In North Hollywood, California, there’s a Japanese client who has entrusted Cirrus to help adapt his property and liven up another tired old apartment building. A new entrance, exterior cladding, smooth stucco, LED lighting, energy-efficient windows, and low-flow plumbing fixtures will give new life to this dwelling, as will a host of amenities that will enhance its appeal to the all-important young demographic.
Dog parks, fitness centers, barbecue grills, common space, plank flooring and granite countertops weren’t big concerns a few decades ago. Now, as Dilworth reminds, they’re practically necessities for premium rents.
Then there are the necessities spelled out in the ordinances of various Golden State communities, among them Los Angeles and San Francisco, requiring costly retrofits to protect buildings and their dwellers from earthquakes.
For so-called soft-story construction—open parking underneath floors of living spaces, a setup common a few decades ago—Cirrus has been called upon to strengthen structures said to be seismically unsafe. Dilworth proudly says that when a 7.0 tremor shook Los Angeles last summer, a Cirrus-managed 42-unit building suffered no stress fractures, thanks in large part to bracing installed on his watch.
Grounds to grow
Property and asset management having been Cirrus’ stock-in-trade since the company’s founding in 2007, Dilworth says growth is opening new opportunities.
In the few years since Dilworth took over the company’s construction management operations, Cirrus’ net asset capital expenditure projects have increased fivefold.
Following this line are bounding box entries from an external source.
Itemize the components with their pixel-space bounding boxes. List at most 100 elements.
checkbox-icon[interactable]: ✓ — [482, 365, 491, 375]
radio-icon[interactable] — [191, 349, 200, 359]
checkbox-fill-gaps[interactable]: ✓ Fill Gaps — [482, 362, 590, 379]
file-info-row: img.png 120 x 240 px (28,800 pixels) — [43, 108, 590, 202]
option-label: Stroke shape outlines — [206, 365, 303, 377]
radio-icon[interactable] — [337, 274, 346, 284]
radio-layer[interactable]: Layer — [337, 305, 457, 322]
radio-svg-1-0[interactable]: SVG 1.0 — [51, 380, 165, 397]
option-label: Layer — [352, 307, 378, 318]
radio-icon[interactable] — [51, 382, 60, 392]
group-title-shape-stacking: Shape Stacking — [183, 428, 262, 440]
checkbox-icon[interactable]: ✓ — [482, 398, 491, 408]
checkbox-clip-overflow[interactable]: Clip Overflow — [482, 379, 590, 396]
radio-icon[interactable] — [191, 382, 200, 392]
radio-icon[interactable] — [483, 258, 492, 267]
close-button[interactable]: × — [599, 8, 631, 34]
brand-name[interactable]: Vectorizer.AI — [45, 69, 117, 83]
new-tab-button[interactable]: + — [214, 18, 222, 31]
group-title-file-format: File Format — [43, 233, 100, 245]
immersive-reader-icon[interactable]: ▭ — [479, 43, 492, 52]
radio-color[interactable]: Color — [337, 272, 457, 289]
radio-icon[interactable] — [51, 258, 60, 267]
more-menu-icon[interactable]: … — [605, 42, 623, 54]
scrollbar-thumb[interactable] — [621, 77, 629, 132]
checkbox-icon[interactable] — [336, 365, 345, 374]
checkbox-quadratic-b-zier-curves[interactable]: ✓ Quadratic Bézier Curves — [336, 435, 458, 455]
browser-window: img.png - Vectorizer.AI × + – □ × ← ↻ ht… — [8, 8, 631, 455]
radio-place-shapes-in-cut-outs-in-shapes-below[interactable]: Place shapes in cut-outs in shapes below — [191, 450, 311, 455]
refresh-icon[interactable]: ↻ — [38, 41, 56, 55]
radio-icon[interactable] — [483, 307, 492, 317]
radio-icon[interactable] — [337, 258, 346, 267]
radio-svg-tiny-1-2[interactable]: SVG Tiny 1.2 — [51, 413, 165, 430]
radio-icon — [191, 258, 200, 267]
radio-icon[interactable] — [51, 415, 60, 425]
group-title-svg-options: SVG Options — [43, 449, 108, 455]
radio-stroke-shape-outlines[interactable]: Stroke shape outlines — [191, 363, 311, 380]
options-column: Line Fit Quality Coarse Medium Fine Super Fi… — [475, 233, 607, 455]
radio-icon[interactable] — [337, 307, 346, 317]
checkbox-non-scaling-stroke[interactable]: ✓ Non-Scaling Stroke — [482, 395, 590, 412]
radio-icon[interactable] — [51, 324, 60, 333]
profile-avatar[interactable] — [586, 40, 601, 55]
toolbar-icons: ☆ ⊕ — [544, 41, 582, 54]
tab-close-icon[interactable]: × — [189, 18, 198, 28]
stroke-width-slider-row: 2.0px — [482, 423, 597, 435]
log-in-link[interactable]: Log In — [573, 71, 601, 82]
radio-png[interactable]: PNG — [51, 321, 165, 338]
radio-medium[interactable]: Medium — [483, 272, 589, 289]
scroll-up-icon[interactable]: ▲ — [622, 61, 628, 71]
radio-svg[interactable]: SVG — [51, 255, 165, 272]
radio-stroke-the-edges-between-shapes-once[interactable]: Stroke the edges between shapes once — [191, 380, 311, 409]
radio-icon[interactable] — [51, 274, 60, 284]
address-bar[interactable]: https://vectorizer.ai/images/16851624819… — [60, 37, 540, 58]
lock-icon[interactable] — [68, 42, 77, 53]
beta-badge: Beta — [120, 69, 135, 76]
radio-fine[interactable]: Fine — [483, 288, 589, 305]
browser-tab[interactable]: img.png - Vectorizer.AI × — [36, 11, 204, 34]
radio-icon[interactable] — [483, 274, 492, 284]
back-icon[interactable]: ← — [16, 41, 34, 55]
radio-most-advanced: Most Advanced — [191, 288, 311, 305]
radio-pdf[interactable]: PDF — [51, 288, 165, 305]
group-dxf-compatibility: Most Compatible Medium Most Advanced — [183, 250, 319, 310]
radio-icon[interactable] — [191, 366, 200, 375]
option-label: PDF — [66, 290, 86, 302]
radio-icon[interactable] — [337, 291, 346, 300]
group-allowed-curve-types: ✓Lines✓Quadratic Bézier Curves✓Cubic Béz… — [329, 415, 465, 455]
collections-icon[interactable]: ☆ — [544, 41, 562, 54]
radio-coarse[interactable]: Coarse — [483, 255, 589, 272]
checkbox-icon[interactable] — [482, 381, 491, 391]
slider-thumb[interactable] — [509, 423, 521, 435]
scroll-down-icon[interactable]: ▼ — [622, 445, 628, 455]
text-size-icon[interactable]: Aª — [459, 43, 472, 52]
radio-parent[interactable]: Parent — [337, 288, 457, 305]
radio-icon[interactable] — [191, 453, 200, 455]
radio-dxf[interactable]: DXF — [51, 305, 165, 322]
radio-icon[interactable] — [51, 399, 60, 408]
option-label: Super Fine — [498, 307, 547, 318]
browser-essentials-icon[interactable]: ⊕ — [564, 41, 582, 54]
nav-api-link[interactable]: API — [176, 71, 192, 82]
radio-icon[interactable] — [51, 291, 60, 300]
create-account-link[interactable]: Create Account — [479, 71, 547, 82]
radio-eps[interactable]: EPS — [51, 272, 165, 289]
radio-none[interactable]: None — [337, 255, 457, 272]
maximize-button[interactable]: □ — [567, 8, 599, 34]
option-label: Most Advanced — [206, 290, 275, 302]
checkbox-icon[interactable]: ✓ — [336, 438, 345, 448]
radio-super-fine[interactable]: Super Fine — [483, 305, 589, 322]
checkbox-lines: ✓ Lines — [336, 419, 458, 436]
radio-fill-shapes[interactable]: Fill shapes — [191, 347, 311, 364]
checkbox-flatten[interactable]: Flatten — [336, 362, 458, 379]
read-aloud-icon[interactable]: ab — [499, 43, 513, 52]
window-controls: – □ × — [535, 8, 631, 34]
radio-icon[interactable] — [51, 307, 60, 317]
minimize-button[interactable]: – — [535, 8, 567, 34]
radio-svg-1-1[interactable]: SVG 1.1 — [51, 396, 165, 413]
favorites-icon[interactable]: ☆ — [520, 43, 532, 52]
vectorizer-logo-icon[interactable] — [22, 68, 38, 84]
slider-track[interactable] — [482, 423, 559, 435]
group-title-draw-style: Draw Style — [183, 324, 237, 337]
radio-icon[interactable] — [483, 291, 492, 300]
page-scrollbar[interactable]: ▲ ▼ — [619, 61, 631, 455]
Though the primary focus will remain the repositioning of antiquated or neglected buildings, the company may take on ground-up apartment construction in Hawaii as early as this year.
Which has Dilworth excited as he oversees a team of three construction managers, two project managers and five renovation technicians. That growth notwithstanding, he’s quick to say that Cirrus retains the intimate corporate culture so important to President Steve Heimler. No small feat, given that Cirrus now boasts a 400-strong workforce, operating in over 80 cities in those aforementioned Western states.
It’s the kind of company the 36-year-old Dilworth felt would be a good fit for him after distinguishing himself in prior roles—most recently during a five-year run as senior construction manager for CSM Group. Highlights there included playing point man on the food and beverage project delivery team for cereal giant Kellogg’s massive facility in Omaha, Nebraska. He also supervised construction at many smaller industrial facilities such as Keebler and Eggo waffle plants.
Prior to CSM, Dilworth ran his own company—the Michigan-based Contractors Management—where he spearheaded over 100 projects between 2000 and 2010. On a much smaller scale, he was doing then what he does now: handling scheduling, the supervision and hiring of subcontractors, mitigating issues and meeting deadlines.
At a young age, Dilworth’s proficiency for construction proved so immutable that he never saw a need to pursue education beyond courses at a community college, earning an associate’s degree in business.
“I’ve been around construction my whole life,” he says. “Though my father was a psychologist, he built his own house and I became a carpenter at a young age and was a self-employed carpenter until I was 25. It was great training.”
He’ll always be handy with a tool in his hands but appreciates the opportunity Cirrus allows him to be a manager and leader—and to have fun through the creative approach it takes to liven up a tired old structure. No one-size-fits-all approach, he reminds, each Cirrus project being unique and having some unfulfilled potential.
The tarp removed from that Oahu apartment, dwellers there can now see the potential being fulfilled at their residences—and the beautiful Pacific sparkling in the distance.